Thursday, April 30, 2009

Not enough Support for aging Population

In a recent email I received, John Scholl from Investore Group brought this item to my attention;

Although Im a Financial Consultant, I am also associated with the Canadian Initiatives on Elder Planning Studies as an Elder Planning Counselor.  If you dont think this article is appropriate for your website, let me know.  I have others for the aging population as well.

April 30, 2009 
Not enough support for aging populationan article from CanWest News Service

The federal government has been both a leader and a laggard in grappling with the challenges of Canada's rapidly aging population, according to the chair of the Senate Special Committee on Aging.

The committee's final report, tabled on Tuesday, finds "serious gaps" in the health care, housing, transportation and support systems available to the ever-increasing ranks of seniors, and says Canada should be doing more to help them.

"The Canadian government must be a leader and . . . it's doing some of that, but it's also a laggard in its care of seniors," Liberal Senator Sharon Carstairs, chair of the committee, told reporters.

The report found that some seniors are living in isolation or inappropriate homes because of inadequate housing or transportation, while income security measures are not meeting the basic needs of the poorest among them. Support for caregivers is insufficient, the committee found, and many Canadians are forced to choose between keeping their jobs and caring for loved ones.

The pressure on the "sandwich generation" of people raising children while caring for aging parents is "horrific," Carstairs said. To that end, the committee advocates a Canada Pension Plan "dropout provision" that would allow those who leave work while caring for seniors to continue contributing to CPP, just as parents who leave work to care for a child do.

Among the report's recommendations are an "aggressive" public relations campaign to promote active aging and combat ageism, which Carstairs said sometimes means self-imposed ageism among seniors themselves.

"They take an attitude that they cannot do certain things because they are of a certain age, their families take an attitude that they cannot do certain things because are of a certain age," she said. "We have to rid ourselves of those stereotypical images, but at the same time we must encourage seniors to be more active so they themselves don't fall victim to their own concept of aging."

The government should help volunteer agencies create a mechanism to reimburse the out-of-pocket expenses for volunteers, the report suggests, as well as considering a tax credit for volunteer work.

The committee also calls on the federal government to take a leadership role in working with the provinces to address public safety and a "dignified" retirement from driving, and recommends the Canadian Institutes of Health Research fund work on mental competency.

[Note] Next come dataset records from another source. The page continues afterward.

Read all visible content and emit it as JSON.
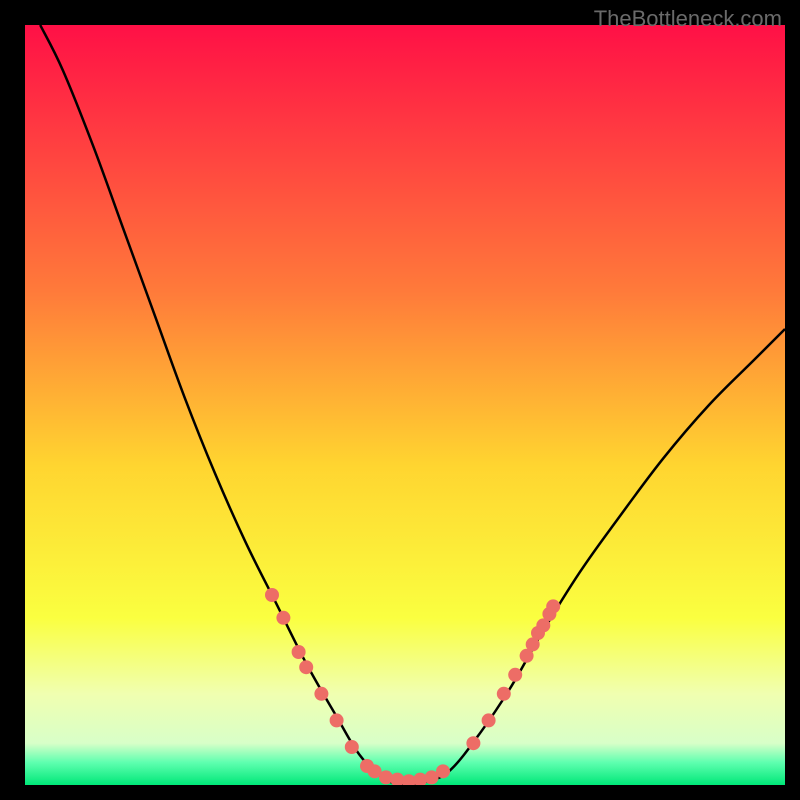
{
  "watermark": "TheBottleneck.com",
  "chart_data": {
    "type": "line",
    "title": "",
    "xlabel": "",
    "ylabel": "",
    "x_range": [
      0,
      100
    ],
    "y_range": [
      0,
      100
    ],
    "gradient_stops": [
      {
        "offset": 0.0,
        "color": "#ff1046"
      },
      {
        "offset": 0.35,
        "color": "#ff7a3a"
      },
      {
        "offset": 0.58,
        "color": "#ffd530"
      },
      {
        "offset": 0.78,
        "color": "#faff40"
      },
      {
        "offset": 0.88,
        "color": "#f0ffb0"
      },
      {
        "offset": 0.945,
        "color": "#d8ffc8"
      },
      {
        "offset": 0.97,
        "color": "#60ffb0"
      },
      {
        "offset": 1.0,
        "color": "#00e878"
      }
    ],
    "curve": [
      {
        "x": 2,
        "y": 100
      },
      {
        "x": 5,
        "y": 94
      },
      {
        "x": 9,
        "y": 84
      },
      {
        "x": 13,
        "y": 73
      },
      {
        "x": 17,
        "y": 62
      },
      {
        "x": 21,
        "y": 51
      },
      {
        "x": 25,
        "y": 41
      },
      {
        "x": 29,
        "y": 32
      },
      {
        "x": 33,
        "y": 24
      },
      {
        "x": 37,
        "y": 16
      },
      {
        "x": 41,
        "y": 9
      },
      {
        "x": 44,
        "y": 4
      },
      {
        "x": 47,
        "y": 1
      },
      {
        "x": 50,
        "y": 0
      },
      {
        "x": 53,
        "y": 0.5
      },
      {
        "x": 56,
        "y": 2
      },
      {
        "x": 60,
        "y": 7
      },
      {
        "x": 64,
        "y": 13
      },
      {
        "x": 68,
        "y": 20
      },
      {
        "x": 73,
        "y": 28
      },
      {
        "x": 78,
        "y": 35
      },
      {
        "x": 84,
        "y": 43
      },
      {
        "x": 90,
        "y": 50
      },
      {
        "x": 96,
        "y": 56
      },
      {
        "x": 100,
        "y": 60
      }
    ],
    "markers": [
      {
        "x": 32.5,
        "y": 25
      },
      {
        "x": 34,
        "y": 22
      },
      {
        "x": 36,
        "y": 17.5
      },
      {
        "x": 37,
        "y": 15.5
      },
      {
        "x": 39,
        "y": 12
      },
      {
        "x": 41,
        "y": 8.5
      },
      {
        "x": 43,
        "y": 5
      },
      {
        "x": 45,
        "y": 2.5
      },
      {
        "x": 46,
        "y": 1.8
      },
      {
        "x": 47.5,
        "y": 1
      },
      {
        "x": 49,
        "y": 0.7
      },
      {
        "x": 50.5,
        "y": 0.5
      },
      {
        "x": 52,
        "y": 0.7
      },
      {
        "x": 53.5,
        "y": 1
      },
      {
        "x": 55,
        "y": 1.8
      },
      {
        "x": 59,
        "y": 5.5
      },
      {
        "x": 61,
        "y": 8.5
      },
      {
        "x": 63,
        "y": 12
      },
      {
        "x": 64.5,
        "y": 14.5
      },
      {
        "x": 66,
        "y": 17
      },
      {
        "x": 66.8,
        "y": 18.5
      },
      {
        "x": 67.5,
        "y": 20
      },
      {
        "x": 68.2,
        "y": 21
      },
      {
        "x": 69,
        "y": 22.5
      },
      {
        "x": 69.5,
        "y": 23.5
      }
    ],
    "marker_color": "#ed6d66",
    "curve_color": "#000000"
  }
}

"Seniors are often unjustly stripped of their rights because there's insufficient research and understanding about mental competency and mental capacity," Carstairs said.

On the health-care front, the committee advocates a supplementary transfer program to assist provinces and territories with older populations in covering increased health-care needs, as well as more funding to support "telemedicine," which can be used to link specialists or monitor patients with chronic conditions at home.

The Senate Special Committee on Aging was created in November 2006 and charged with examining the implications of an aging society in Canada. In more than two years of consultations with expert panels, questionnaires to seniors' organizations and discussions with citizens across the country, it looked at issues such as promoting active living, housing and transportation needs, financial security and retirement,

abuse, neglect and health care.

The first interim report, Embracing the Challenge of Aging, was released in March 2007, and the second, Issues and Options for an Aging Population, in March 2008.

The committee is disbanding now that it has tabled its report, Carstairs said, but she believes the generation that's driving the aging of Canada's population will ensure that its recommendations are fulfilled.

"We have the baby boomers, who will reach that magical (age of) 65 beginning in a year or two," she said. "They have been the most vocal generation demanding changes, demanding services, demanding appropriate delivery, and I have every hope and belief that they will put the appropriate pressures on government to make sure that the conditions in which they live their senior years are better and more enhanced than those that came before them."